FENERCI: Für die dauerhafte Anerkennung dieser Kunstformen braucht es einen festen Ort, an dem einerseits eine Weiterentwicklung der verschiedenen Urban Arts und andererseits eine dauerhafte Auseinandersetzung des Publikums mit der Kunstform möglich ist.
kultur.west: Warum ist diese Auseinandersetzung mit Urban Arts wichtig?
FENERCI: Die Street Art, in welcher Form auch immer, ist zuallererst das Medium, in der sich marginalisierte Gruppen der Gesellschaft ausdrücken und Gehör verschaffen. Insofern ist die Auseinandersetzung mit diesen Ausdrucksformen ein wichtiger Teil des demokratischen Prozesses.

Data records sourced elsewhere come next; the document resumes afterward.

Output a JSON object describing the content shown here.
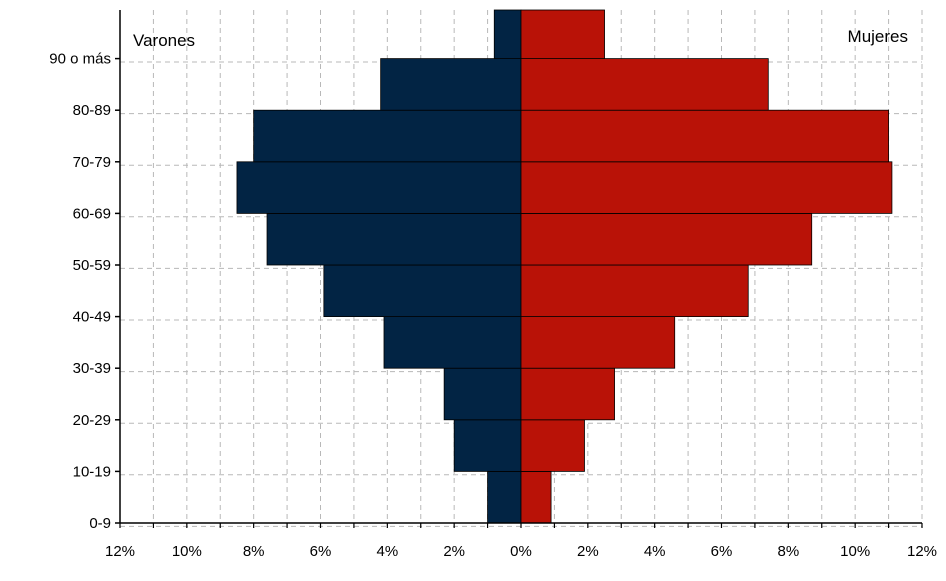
{
  "chart_data": {
    "type": "bar",
    "orientation": "horizontal",
    "layout": "population-pyramid",
    "categories": [
      "0-9",
      "10-19",
      "20-29",
      "30-39",
      "40-49",
      "50-59",
      "60-69",
      "70-79",
      "80-89",
      "90 o más"
    ],
    "series": [
      {
        "name": "Varones",
        "values": [
          1.0,
          2.0,
          2.3,
          4.1,
          5.9,
          7.6,
          8.5,
          8.0,
          4.2,
          0.8
        ],
        "color": "#022444"
      },
      {
        "name": "Mujeres",
        "values": [
          0.9,
          1.9,
          2.8,
          4.6,
          6.8,
          8.7,
          11.1,
          11.0,
          7.4,
          2.5
        ],
        "color": "#b91207"
      }
    ],
    "xlim": [
      -12,
      12
    ],
    "xticks": [
      "12%",
      "10%",
      "8%",
      "6%",
      "4%",
      "2%",
      "0%",
      "2%",
      "4%",
      "6%",
      "8%",
      "10%",
      "12%"
    ],
    "grid": true,
    "side_labels": {
      "left": "Varones",
      "right": "Mujeres"
    }
  }
}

Die Street Art, die im Kern gewaltfrei ist, formuliert gesellschaftliche Positionen und Fragen, die andernorts vielleicht nicht gestellt werden. Insofern ist es wichtig, sich mit ihr auseinanderzusetzen, um ein vollständiges Bild von der Gesellschaft zu bekommen.
kultur.west: Welche Urban Art soll das Konzept umfassen?

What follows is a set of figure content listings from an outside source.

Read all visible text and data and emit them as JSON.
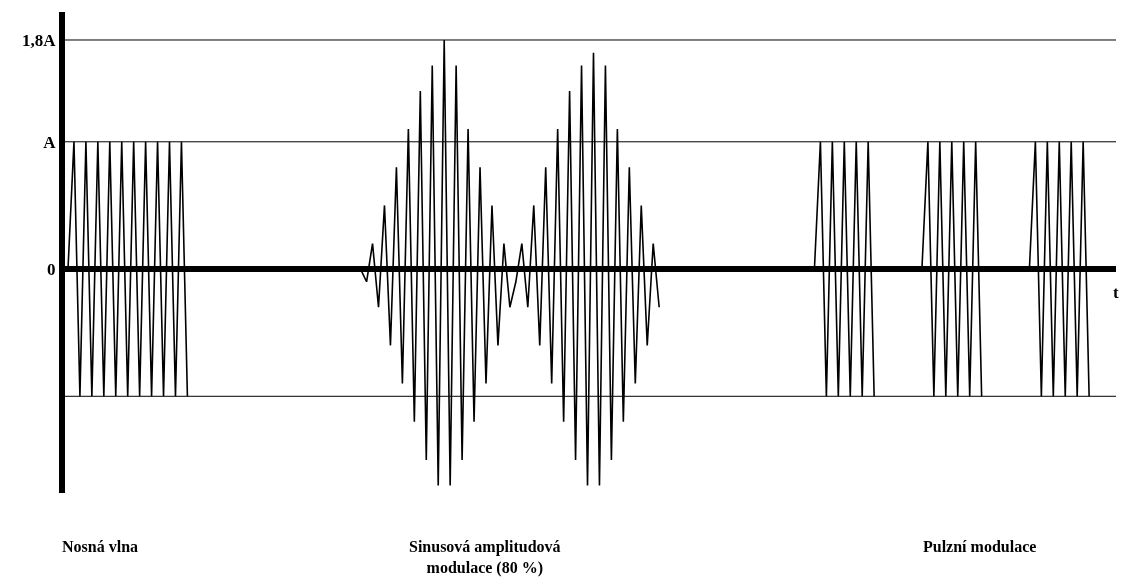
{
  "chart_data": {
    "type": "line",
    "xlabel": "t",
    "categories": [
      null,
      null,
      null,
      null,
      null,
      null,
      null,
      null,
      null,
      null,
      null,
      null,
      null,
      null,
      null,
      null,
      null,
      null,
      null,
      null,
      null,
      null,
      null,
      null,
      null,
      null,
      null,
      null,
      null,
      null,
      null,
      null,
      null,
      null,
      null,
      null,
      null,
      null,
      null,
      null,
      null,
      null,
      null,
      null,
      null,
      null,
      null,
      null,
      null,
      null,
      null,
      null,
      null,
      null,
      null,
      null,
      null,
      null,
      null,
      null,
      null,
      null,
      null,
      null,
      null,
      null,
      null,
      null,
      null,
      null,
      null,
      null,
      null,
      null,
      null,
      null,
      null,
      null,
      null,
      null,
      null,
      null,
      null,
      null,
      null,
      null,
      null,
      null,
      null,
      null,
      null,
      null,
      null,
      null,
      null,
      null,
      null,
      null,
      null,
      null,
      null,
      null,
      null,
      null,
      null,
      null,
      null,
      null,
      null,
      null,
      null,
      null,
      null,
      null,
      null,
      null,
      null,
      null,
      null,
      null,
      null,
      null,
      null,
      null,
      null,
      null,
      null,
      null,
      null,
      null,
      null,
      null,
      null,
      null,
      null,
      null,
      null,
      null,
      null,
      null,
      null,
      null,
      null,
      null,
      null,
      null,
      null,
      null,
      null,
      null,
      null,
      null,
      null,
      null,
      null,
      null,
      null,
      null,
      null,
      null,
      null,
      null,
      null,
      null,
      null,
      null,
      null,
      null,
      null,
      null,
      null,
      null,
      null,
      null,
      null,
      null
    ],
    "series": [
      {
        "color": "#000000",
        "values": [
          0,
          1,
          -1,
          1,
          -1,
          1,
          -1,
          1,
          -1,
          1,
          -1,
          1,
          -1,
          1,
          -1,
          1,
          -1,
          1,
          -1,
          1,
          -1,
          null,
          null,
          null,
          null,
          null,
          null,
          null,
          null,
          null,
          null,
          null,
          null,
          null,
          null,
          null,
          null,
          null,
          null,
          null,
          null,
          null,
          null,
          null,
          null,
          null,
          null,
          null,
          null,
          0,
          -0.1,
          0.2,
          -0.3,
          0.5,
          -0.6,
          0.8,
          -0.9,
          1.1,
          -1.2,
          1.4,
          -1.5,
          1.6,
          -1.7,
          1.8,
          -1.7,
          1.6,
          -1.5,
          1.1,
          -1.2,
          0.8,
          -0.9,
          0.5,
          -0.6,
          0.2,
          -0.3,
          -0.1,
          0.2,
          -0.3,
          0.5,
          -0.6,
          0.8,
          -0.9,
          1.1,
          -1.2,
          1.4,
          -1.5,
          1.6,
          -1.7,
          1.7,
          -1.7,
          1.6,
          -1.5,
          1.1,
          -1.2,
          0.8,
          -0.9,
          0.5,
          -0.6,
          0.2,
          -0.3,
          null,
          null,
          null,
          null,
          null,
          null,
          null,
          null,
          null,
          null,
          null,
          null,
          null,
          null,
          null,
          null,
          null,
          null,
          null,
          null,
          null,
          null,
          null,
          null,
          null,
          0,
          1,
          -1,
          1,
          -1,
          1,
          -1,
          1,
          -1,
          1,
          -1,
          null,
          null,
          null,
          null,
          null,
          null,
          null,
          0,
          1,
          -1,
          1,
          -1,
          1,
          -1,
          1,
          -1,
          1,
          -1,
          null,
          null,
          null,
          null,
          null,
          null,
          null,
          0,
          1,
          -1,
          1,
          -1,
          1,
          -1,
          1,
          -1,
          1,
          -1,
          null,
          null,
          null,
          null
        ]
      }
    ],
    "ylim": [
      -1.76,
      2.02
    ],
    "yticks": [
      0,
      {
        "value": 1,
        "label": "A"
      },
      {
        "value": 1.8,
        "label": "1,8A"
      }
    ],
    "ref_lines": [
      {
        "axis": "y",
        "value": 1.8
      },
      {
        "axis": "y",
        "value": 1
      },
      {
        "axis": "y",
        "value": -1
      }
    ],
    "tick_labels": "y",
    "marker": "none",
    "line_style": "solid",
    "grid": false,
    "annotations": [
      "Nosná vlna",
      "Sinusová amplitudová modulace (80 %)",
      "Pulzní modulace"
    ]
  }
}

FENERCI: Wir denken über vier Sparten nach, wenn man in der Begrifflichkeit der Hochkultur bleiben will. Das sind dann: Wort, also Rap, dann Bewegung, Hip-Hop, Breakdance, Krump, bildende Kunst, insbesondere Graffiti und Fotografie und nicht zuletzt die Musik mit DJing, Instrumental und Beat-Produktion. Mit diesen vier Grundpfeilern der urbanen und Street Kultur werden wir uns auseinandersetzen, wobei sie natürlich auch immer ineinandergreifen.
kultur.west: Wird es denn eher ein Produktions- oder ein Präsentationszentrum?

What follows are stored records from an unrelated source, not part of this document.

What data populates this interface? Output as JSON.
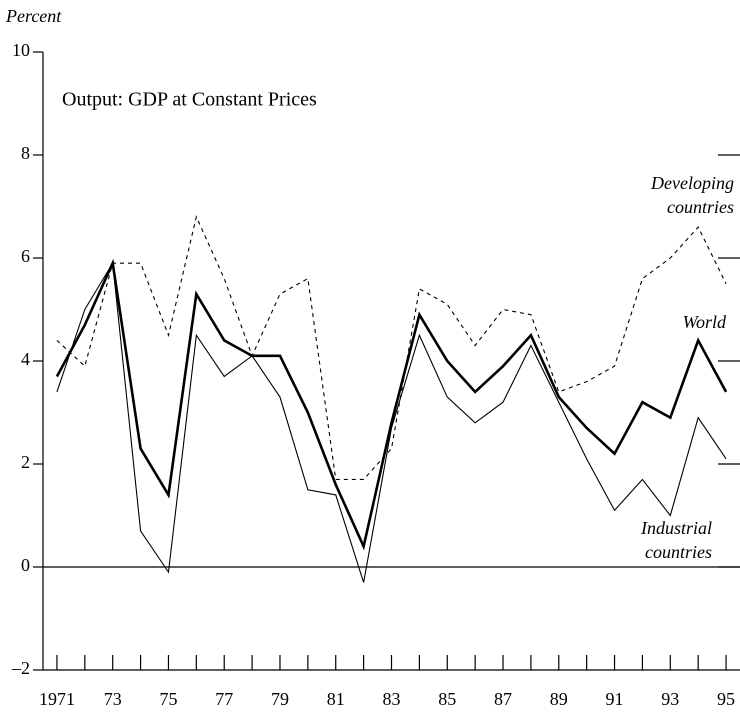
{
  "chart_data": {
    "type": "line",
    "y_label": "Percent",
    "subtitle": "Output: GDP at Constant Prices",
    "x": [
      1971,
      1972,
      1973,
      1974,
      1975,
      1976,
      1977,
      1978,
      1979,
      1980,
      1981,
      1982,
      1983,
      1984,
      1985,
      1986,
      1987,
      1988,
      1989,
      1990,
      1991,
      1992,
      1993,
      1994,
      1995
    ],
    "series": [
      {
        "name": "World",
        "color": "#000000",
        "style": "solid",
        "width": 2.6,
        "values": [
          3.7,
          4.7,
          5.9,
          2.3,
          1.4,
          5.3,
          4.4,
          4.1,
          4.1,
          3.0,
          1.6,
          0.4,
          2.8,
          4.9,
          4.0,
          3.4,
          3.9,
          4.5,
          3.3,
          2.7,
          2.2,
          3.2,
          2.9,
          4.4,
          3.4
        ]
      },
      {
        "name": "Industrial countries",
        "color": "#000000",
        "style": "solid",
        "width": 1.1,
        "values": [
          3.4,
          5.0,
          5.9,
          0.7,
          -0.1,
          4.5,
          3.7,
          4.1,
          3.3,
          1.5,
          1.4,
          -0.3,
          2.7,
          4.5,
          3.3,
          2.8,
          3.2,
          4.3,
          3.2,
          2.1,
          1.1,
          1.7,
          1.0,
          2.9,
          2.1
        ]
      },
      {
        "name": "Developing countries",
        "color": "#000000",
        "style": "dashed",
        "width": 1.1,
        "values": [
          4.4,
          3.9,
          5.9,
          5.9,
          4.5,
          6.8,
          5.6,
          4.1,
          5.3,
          5.6,
          1.7,
          1.7,
          2.3,
          5.4,
          5.1,
          4.3,
          5.0,
          4.9,
          3.4,
          3.6,
          3.9,
          5.6,
          6.0,
          6.6,
          5.5
        ]
      }
    ],
    "xlim": [
      1970.5,
      1995.5
    ],
    "xticks": [
      1971,
      {
        "value": 1973,
        "label": "73"
      },
      {
        "value": 1975,
        "label": "75"
      },
      {
        "value": 1977,
        "label": "77"
      },
      {
        "value": 1979,
        "label": "79"
      },
      {
        "value": 1981,
        "label": "81"
      },
      {
        "value": 1983,
        "label": "83"
      },
      {
        "value": 1985,
        "label": "85"
      },
      {
        "value": 1987,
        "label": "87"
      },
      {
        "value": 1989,
        "label": "89"
      },
      {
        "value": 1991,
        "label": "91"
      },
      {
        "value": 1993,
        "label": "93"
      },
      {
        "value": 1995,
        "label": "95"
      }
    ],
    "ylim": [
      -2,
      10
    ],
    "yticks": [
      {
        "value": -2,
        "label": "–2"
      },
      0,
      2,
      4,
      6,
      8,
      10
    ]
  }
}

FENERCI: Vergleichbar mit PACT Zollverein in Essen oder dem Tanzhaus NRW in Düsseldorf verstehen wir das Urban Arts Center Ruhr zunächst als Gastspielbühne. Das Bühnenprogramm, regional, national und international, soll ungefähr die Hälfte unserer Arbeit ausmachen. Die andere Hälfte werden künstlerische Produktion und das Experimentieren im Haus sein.
kultur.west: Wer wird dieses Programm gestalten?
FENERCI: Entsprechend der vier Sparten stelle ich mir vor, dass das Programm von einem vierköpfigen Kollektiv gemeinsam organisiert wird.
kultur.west: Macht es aber die Street Art nicht kaputt, wenn man sie so stark institutionalisiert?
FENERCI: Ja, es ist richtig, dass Street Art natürlich zuerst auf der Straße stattfindet und dort Freiräume nutzt, oft auch anarchisch. Es ist uns ganz klar, dass wir uns mit dem Urban Arts Center Ruhr keinesfalls in diese Grundstruktur der urbanen Szene einmischen dürfen. Wir denken das Center als ein weiteres Element für die Szene. Als eine Möglichkeit für Künstler, in ihrer Entwicklung weiterzugehen. Der Underground bleibt davon unangetastet. Wir bieten die Möglichkeit, den nächsten Step zu machen und Kunst in einem anderen Rahmen zu präsentieren. Und auch ein erweitertes Publikum zu erreichen. Dafür gibt es in der Szene ein Bedürfnis. Man muss sich klar machen, dass die Street Art Künstler längst nicht mehr nur Jugendliche sind. Viele arbeiten seit 30 Jahren kontinuierlich und haben sich beständig weiter entwickelt. Das sind sicherlich diejenigen, die das UACR am ehesten zu schätzen wissen werden.
kultur.west: Der Street-Art-Laie denkt jetzt wohl an Banksy. Ist der denn in der Szene überhaupt noch wirklich als Steet Artist respektiert?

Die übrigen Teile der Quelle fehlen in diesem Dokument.